En ce qui concerne la décision fixant le pays de destination :
- elle doit être annulée en raison de l'illégalité de la décision portant obligation de quitter le territoire français.
Par un mémoire enregistré le 5 novembre 2020, le préfet du Doubs conclut au rejet de la requête.
Il soutient que les moyens de la requête ne sont pas fondés.

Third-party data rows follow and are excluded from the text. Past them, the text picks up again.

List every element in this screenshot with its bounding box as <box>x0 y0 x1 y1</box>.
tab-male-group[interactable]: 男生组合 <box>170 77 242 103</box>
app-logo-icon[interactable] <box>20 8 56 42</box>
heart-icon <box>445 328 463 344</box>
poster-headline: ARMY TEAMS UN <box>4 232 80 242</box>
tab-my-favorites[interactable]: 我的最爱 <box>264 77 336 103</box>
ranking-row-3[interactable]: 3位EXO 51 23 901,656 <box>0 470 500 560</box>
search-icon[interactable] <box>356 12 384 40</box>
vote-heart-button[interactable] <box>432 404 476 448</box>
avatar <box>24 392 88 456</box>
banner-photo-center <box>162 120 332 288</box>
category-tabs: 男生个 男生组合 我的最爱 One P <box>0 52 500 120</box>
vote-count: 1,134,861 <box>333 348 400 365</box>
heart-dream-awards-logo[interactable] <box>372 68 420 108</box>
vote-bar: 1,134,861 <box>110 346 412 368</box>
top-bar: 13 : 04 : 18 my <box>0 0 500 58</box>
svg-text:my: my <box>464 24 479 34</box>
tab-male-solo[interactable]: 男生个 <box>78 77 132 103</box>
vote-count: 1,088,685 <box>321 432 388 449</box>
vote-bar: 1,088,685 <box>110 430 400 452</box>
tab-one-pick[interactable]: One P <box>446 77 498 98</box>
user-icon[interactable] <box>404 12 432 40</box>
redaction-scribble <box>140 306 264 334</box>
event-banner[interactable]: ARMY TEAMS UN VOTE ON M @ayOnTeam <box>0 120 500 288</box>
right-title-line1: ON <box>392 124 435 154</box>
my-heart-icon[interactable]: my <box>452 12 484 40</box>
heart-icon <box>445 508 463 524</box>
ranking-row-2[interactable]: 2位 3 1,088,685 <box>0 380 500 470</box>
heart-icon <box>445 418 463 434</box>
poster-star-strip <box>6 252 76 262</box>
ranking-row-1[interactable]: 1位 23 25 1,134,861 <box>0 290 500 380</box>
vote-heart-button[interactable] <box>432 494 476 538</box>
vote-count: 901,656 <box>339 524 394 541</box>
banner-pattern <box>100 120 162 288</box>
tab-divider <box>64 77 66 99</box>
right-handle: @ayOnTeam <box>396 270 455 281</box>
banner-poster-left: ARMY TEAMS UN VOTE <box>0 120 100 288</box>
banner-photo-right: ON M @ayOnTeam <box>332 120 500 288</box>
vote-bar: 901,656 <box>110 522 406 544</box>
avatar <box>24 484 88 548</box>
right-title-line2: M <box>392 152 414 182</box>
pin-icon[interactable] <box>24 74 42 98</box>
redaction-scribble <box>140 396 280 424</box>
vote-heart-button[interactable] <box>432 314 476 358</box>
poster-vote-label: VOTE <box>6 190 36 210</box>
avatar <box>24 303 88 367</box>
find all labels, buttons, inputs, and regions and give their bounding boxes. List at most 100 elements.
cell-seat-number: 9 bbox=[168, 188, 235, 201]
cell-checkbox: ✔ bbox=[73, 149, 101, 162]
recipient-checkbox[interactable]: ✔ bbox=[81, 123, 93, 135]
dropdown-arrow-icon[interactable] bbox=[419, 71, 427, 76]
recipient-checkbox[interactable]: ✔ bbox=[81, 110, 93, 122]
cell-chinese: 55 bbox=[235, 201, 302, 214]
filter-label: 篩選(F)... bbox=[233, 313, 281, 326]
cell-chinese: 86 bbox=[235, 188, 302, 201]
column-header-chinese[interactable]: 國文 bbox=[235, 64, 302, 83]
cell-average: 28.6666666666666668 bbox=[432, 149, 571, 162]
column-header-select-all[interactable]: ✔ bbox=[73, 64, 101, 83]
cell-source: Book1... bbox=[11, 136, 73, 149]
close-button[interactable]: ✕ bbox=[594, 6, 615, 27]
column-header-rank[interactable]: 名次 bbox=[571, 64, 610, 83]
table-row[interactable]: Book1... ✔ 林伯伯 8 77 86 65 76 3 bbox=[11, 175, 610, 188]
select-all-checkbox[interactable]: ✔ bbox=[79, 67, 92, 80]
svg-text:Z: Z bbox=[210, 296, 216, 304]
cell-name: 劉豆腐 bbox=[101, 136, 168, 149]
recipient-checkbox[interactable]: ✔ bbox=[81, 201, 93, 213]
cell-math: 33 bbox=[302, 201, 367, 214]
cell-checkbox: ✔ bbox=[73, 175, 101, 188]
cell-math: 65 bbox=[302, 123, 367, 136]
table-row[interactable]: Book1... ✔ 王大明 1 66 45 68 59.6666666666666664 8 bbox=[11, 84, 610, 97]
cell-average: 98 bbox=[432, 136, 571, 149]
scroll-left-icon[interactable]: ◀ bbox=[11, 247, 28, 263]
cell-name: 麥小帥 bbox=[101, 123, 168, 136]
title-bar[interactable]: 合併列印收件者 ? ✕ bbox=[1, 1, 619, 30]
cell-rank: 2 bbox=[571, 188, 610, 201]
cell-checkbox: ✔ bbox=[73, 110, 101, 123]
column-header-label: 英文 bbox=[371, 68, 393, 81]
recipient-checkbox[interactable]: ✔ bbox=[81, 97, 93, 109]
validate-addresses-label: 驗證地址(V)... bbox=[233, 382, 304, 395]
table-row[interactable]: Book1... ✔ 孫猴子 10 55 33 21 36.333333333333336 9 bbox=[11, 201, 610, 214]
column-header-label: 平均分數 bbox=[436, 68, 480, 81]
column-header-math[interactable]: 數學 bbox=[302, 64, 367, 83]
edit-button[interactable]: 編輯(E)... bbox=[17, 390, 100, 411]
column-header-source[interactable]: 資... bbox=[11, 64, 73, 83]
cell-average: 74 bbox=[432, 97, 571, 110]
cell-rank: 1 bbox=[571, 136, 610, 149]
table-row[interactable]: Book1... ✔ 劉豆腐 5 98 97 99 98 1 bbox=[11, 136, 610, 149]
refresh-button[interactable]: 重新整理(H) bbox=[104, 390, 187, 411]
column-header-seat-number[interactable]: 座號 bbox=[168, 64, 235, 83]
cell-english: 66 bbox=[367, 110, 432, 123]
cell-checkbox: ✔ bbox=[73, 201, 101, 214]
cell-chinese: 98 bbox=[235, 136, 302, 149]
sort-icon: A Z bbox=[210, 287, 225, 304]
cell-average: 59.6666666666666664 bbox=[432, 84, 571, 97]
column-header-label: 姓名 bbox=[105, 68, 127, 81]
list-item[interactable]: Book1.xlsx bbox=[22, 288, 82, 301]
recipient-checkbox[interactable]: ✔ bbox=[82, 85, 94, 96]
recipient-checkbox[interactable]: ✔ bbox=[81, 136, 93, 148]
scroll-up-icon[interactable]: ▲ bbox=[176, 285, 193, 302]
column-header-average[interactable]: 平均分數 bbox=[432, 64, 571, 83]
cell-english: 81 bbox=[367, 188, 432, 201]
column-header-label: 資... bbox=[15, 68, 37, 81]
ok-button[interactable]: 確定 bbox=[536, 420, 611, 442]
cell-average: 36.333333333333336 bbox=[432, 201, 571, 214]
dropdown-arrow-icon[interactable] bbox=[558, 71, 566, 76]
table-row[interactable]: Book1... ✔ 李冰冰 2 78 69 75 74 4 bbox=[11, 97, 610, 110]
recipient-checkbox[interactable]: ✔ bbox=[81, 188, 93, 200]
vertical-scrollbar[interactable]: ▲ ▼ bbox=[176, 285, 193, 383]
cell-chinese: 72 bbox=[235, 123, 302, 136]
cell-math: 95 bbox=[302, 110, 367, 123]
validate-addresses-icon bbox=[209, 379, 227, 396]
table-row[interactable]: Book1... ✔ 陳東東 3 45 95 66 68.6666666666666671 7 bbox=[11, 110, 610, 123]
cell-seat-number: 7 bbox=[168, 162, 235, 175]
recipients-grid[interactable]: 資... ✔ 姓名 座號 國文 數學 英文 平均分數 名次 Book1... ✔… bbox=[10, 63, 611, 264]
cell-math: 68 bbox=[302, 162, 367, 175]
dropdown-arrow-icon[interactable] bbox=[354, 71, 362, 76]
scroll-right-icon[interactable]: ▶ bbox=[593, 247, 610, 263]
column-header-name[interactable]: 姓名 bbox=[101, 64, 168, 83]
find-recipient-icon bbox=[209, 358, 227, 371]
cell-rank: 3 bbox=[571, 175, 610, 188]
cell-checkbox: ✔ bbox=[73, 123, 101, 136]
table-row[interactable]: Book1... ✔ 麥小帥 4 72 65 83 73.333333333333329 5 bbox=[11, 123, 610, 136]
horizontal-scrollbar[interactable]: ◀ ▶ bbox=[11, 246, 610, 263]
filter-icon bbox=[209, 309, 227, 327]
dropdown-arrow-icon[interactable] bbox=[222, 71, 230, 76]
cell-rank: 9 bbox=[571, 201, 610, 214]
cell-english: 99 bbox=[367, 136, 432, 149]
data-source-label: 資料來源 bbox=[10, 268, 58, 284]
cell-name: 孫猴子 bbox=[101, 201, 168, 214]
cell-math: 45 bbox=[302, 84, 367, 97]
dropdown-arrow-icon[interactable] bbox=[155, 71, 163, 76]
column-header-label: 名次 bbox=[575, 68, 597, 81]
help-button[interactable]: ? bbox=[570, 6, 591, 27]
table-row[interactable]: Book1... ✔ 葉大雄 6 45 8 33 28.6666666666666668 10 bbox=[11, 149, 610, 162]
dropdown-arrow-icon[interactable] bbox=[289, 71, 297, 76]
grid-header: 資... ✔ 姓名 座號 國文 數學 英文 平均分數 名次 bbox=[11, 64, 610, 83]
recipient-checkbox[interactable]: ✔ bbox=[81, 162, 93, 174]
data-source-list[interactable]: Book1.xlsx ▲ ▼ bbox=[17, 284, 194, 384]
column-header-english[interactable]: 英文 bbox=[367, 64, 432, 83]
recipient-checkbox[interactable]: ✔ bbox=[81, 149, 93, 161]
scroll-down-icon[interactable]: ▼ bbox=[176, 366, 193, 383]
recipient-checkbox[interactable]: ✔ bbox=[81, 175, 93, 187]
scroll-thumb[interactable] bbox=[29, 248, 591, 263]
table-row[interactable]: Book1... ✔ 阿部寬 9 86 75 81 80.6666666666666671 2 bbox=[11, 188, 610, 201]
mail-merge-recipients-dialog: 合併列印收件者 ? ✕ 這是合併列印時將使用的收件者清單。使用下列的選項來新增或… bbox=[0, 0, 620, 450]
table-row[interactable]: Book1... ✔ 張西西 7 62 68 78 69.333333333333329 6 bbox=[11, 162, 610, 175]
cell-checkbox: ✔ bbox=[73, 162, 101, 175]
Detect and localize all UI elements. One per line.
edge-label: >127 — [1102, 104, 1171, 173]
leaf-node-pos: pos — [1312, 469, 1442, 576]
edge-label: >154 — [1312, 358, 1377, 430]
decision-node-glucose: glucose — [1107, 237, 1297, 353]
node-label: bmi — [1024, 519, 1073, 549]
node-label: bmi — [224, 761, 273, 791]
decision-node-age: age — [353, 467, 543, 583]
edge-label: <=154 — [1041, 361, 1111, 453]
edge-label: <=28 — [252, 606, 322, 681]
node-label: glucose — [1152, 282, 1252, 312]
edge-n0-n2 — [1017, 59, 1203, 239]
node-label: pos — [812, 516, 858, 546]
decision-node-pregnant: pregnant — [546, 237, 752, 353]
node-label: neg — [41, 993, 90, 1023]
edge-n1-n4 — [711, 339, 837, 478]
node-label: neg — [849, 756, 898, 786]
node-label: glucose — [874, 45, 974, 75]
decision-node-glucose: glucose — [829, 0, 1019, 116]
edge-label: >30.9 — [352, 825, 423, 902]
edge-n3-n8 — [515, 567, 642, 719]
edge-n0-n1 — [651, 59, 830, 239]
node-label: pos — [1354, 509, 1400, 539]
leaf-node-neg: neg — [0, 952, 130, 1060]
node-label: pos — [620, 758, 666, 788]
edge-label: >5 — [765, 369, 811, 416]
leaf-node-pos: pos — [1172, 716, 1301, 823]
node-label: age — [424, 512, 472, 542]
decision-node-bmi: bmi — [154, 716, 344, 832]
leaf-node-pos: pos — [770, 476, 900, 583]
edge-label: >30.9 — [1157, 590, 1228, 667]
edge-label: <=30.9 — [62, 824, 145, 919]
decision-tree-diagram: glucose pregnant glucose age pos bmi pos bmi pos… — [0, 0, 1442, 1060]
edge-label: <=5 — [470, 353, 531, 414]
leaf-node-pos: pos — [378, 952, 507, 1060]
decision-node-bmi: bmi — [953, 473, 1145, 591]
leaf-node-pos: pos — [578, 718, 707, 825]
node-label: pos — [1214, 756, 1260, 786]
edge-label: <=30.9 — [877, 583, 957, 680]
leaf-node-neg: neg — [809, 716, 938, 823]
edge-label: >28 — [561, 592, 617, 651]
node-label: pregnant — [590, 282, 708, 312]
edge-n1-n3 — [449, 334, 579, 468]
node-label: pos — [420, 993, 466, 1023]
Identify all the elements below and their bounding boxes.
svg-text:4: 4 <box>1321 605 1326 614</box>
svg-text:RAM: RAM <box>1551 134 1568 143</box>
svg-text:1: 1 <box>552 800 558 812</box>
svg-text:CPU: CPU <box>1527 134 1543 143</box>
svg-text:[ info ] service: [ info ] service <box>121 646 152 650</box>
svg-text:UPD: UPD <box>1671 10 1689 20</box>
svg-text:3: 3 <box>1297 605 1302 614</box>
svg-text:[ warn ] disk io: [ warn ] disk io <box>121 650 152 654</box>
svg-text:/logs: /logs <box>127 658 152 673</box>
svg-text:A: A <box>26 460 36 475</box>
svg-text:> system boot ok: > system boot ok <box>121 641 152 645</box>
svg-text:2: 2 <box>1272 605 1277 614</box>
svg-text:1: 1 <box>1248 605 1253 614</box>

M. D... a été admis au bénéfice de l'aide juridictionnelle totale par une décision du 23 janvier 2020.
Vu les autres pièces du dossier.
Vu :
- la convention européenne de sauvegarde des droits de l'homme et des libertés fondamentales ;
- la convention internationale des droits de l'enfant ;
- le code de l'entrée et du séjour des étrangers et du droit d'asile ;
- la loi n° 91-647 du 10 juillet 1991 ;
- le décret n° 2020-1406 du 18 novembre 2020 ;
- le code de justice administrative.
Le président de la formation de jugement a dispensé le rapporteur public, sur sa proposition, de prononcer des conclusions à l'audience.
Les parties ont été régulièrement averties du jour de l'audience.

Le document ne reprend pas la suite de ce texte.